Rising Devastation Linked to More Frequent Consecutive El Niños
Recent studies show that consecutive El Niño events are becoming more frequent and more severe due to climate change. These changes are significantly impacting global weather patterns, agriculture, and infrastructure, underscoring the urgent need for stronger climate resilience.
Consecutive El Niños More Common and Longer, Scientists Discover
A recent study has indicated that consecutive El Niños are becoming more the norm with increasingly more powerful interruptions to the world in general. El Niño, an atmospheric phenomenon in the equatorial Pacific Ocean, has been known for centuries to alter the world's weather patterns since time immemorial. Its fluctuation of alternating hot and cold spells—El Niño and La Niña—can potentially unleash extreme climatic regimes like floods, droughts, and storms that impact millions of people globally.
The effect of El Niño extends far and wide and penetrates realms as varied as agriculture, fisheries, water resources, and even the health of human beings. There are certain instances such as that of the 1997–98 El Niño and the case of the 2015–16 El Niño which are characteristic of instances where such instances lead to a large amount of economic as well as ecological loss and by figures running into the millions. The periodic occurrence of El Niño occurring time and again at unpredictable intervals in climatology modifies their cycle to cold. But new research shows that they now persist longer and happen more frequently, and are thus more destructive to ecosystems and human societies.
Climate change is one of the primary causes. Over the last few decades, the Pacific Ocean thermocline, the area of water between warm surface water and cold deep water, has been becoming shallower, allowing the El Niño and La Niña phenomena to last longer. Global warming caused by human activities, i.e., the greenhouse gases emitted when fossil fuels are combusted, has strengthened this natural phenomenon. The extra heat retained in the atmosphere and oceans is powering these natural cycles and increasing the chances of multi-year events of El Niño.
The implications of persistent multi-year El Niño events are vast. Prolonged drought, more severe heatwaves, and fiercer wildfires are a few of the short-term impacts that might annihilate agriculture and bring in frequent episodes of severe weather such as hurricanes. Urban coast cities, which are already affected by rising sea levels, may face more severe storm surges, as well. More stress in agriculture production systems, fisheries, and water will also increase, which will affect world food security and economic stability.
In such a scenario, the need to cut carbon emissions and develop climate resilience is more than ever before. While natural causes of El Niño occurrences cannot be undone, human-induced speeding up of the occurrences is an indicator of the need to combat climate change.

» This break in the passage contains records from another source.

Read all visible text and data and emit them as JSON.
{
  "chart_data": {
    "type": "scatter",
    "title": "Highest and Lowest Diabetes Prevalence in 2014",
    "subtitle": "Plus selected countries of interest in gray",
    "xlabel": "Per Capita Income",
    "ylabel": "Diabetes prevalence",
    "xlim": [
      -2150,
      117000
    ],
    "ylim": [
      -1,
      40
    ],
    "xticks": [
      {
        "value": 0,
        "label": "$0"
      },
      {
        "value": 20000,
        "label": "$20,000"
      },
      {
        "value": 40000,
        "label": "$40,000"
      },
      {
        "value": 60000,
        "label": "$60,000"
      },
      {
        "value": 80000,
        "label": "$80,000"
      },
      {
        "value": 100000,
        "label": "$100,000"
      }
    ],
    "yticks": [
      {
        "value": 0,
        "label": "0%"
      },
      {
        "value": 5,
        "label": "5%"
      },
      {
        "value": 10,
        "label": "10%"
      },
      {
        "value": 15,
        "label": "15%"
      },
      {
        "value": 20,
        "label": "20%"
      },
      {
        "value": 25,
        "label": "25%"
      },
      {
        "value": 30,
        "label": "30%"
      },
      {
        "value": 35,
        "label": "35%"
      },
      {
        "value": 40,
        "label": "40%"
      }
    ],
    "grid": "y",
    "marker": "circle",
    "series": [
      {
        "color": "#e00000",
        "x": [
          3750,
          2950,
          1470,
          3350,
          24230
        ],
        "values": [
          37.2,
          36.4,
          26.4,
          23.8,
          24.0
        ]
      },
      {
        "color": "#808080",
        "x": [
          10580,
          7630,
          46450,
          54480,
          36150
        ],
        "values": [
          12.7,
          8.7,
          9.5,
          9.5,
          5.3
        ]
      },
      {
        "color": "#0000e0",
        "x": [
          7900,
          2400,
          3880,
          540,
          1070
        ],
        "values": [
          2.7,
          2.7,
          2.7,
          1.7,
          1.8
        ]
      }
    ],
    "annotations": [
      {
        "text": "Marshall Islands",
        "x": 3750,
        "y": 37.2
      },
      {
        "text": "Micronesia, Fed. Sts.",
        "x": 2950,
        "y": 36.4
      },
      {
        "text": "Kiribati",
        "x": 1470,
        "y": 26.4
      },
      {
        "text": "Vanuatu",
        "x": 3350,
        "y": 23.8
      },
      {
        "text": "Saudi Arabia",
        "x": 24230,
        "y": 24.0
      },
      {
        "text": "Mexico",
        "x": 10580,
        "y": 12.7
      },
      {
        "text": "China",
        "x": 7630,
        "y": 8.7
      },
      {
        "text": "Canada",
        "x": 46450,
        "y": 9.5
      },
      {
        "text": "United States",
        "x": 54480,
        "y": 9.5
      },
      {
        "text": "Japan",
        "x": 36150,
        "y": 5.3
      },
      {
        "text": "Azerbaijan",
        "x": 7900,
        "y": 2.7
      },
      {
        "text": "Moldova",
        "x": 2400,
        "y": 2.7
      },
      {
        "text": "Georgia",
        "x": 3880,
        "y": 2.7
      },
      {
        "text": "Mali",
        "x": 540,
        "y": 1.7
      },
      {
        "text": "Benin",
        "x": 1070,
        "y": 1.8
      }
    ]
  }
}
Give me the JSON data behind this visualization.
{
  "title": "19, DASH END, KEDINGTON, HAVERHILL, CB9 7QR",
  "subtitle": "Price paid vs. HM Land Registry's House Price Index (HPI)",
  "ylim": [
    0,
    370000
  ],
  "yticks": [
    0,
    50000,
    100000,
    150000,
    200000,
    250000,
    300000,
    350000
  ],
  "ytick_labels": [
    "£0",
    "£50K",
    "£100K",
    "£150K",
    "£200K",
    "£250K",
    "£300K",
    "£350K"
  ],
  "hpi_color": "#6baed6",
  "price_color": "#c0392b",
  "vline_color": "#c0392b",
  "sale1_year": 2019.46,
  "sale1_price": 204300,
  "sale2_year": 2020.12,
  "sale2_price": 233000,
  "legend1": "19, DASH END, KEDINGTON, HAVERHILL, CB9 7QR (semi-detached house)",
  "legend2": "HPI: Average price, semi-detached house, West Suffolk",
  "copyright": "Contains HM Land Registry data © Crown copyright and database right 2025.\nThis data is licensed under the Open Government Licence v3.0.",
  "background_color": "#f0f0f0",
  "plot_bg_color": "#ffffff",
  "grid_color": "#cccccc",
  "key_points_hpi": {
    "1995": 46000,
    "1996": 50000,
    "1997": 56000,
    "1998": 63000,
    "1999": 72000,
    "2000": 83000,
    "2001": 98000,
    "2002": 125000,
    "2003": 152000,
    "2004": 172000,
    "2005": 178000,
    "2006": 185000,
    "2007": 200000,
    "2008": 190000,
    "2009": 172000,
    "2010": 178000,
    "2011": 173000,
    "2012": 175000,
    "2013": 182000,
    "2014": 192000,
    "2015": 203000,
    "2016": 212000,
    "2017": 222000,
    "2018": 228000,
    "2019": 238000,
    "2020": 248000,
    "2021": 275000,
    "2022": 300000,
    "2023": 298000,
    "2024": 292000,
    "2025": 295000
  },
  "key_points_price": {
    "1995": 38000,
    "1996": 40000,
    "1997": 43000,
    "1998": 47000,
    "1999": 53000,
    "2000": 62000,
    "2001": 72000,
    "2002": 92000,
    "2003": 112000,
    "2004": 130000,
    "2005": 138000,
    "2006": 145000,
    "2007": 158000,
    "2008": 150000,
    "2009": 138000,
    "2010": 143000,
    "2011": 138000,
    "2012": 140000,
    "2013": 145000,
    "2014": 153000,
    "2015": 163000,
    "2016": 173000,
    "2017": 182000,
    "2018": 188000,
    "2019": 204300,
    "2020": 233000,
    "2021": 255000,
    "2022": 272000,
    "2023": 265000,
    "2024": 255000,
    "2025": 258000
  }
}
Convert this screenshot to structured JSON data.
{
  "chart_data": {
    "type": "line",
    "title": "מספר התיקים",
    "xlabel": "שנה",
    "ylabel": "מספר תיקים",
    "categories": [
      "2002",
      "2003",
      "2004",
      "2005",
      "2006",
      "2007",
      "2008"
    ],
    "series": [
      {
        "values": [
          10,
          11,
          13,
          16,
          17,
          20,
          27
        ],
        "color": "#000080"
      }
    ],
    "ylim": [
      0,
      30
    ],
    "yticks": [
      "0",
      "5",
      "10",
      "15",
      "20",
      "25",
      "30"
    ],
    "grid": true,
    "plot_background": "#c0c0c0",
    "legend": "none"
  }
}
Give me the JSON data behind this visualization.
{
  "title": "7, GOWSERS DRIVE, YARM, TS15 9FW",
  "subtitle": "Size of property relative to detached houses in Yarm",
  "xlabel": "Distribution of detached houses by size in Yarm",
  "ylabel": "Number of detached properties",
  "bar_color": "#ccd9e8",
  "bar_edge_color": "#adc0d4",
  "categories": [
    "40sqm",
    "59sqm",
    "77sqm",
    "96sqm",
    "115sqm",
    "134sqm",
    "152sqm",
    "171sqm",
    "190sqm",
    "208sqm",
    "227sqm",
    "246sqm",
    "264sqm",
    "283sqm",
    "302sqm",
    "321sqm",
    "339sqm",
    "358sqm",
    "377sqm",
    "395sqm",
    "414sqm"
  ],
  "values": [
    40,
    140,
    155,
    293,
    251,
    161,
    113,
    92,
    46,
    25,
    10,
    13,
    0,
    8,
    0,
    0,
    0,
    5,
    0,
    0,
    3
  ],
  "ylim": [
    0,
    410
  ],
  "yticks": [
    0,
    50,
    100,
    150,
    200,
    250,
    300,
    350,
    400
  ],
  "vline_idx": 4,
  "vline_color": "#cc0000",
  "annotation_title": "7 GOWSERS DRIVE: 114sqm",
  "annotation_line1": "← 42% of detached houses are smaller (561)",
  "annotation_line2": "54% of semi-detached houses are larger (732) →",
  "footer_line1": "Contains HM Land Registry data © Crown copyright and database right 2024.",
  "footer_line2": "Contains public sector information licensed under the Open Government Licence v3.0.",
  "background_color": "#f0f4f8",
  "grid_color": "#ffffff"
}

Increasing global efforts for the emissions reductions, danger reduction to disaster, and improved structures will be capable of avoiding some of the devastating consequences which can be estimated on shorter-time horizons. Conclusion
As a result and all things being said, prolonged and extended El Niño events are becoming larger and more intense as a function of anthropogenically induced climatic change.
Not only are the events causing disruption to the climate, but new ones are being added to already existing issues like food security, water, agriculture, and infrastructural resilience. It is urging an imperative that prevents the already brewing crisis that addresses carbon cuts and adaptation to the certainty of climate shocks in the future. This study is an eye opener that extended El Niño periods will be a persistent headache to the world community for decades to come.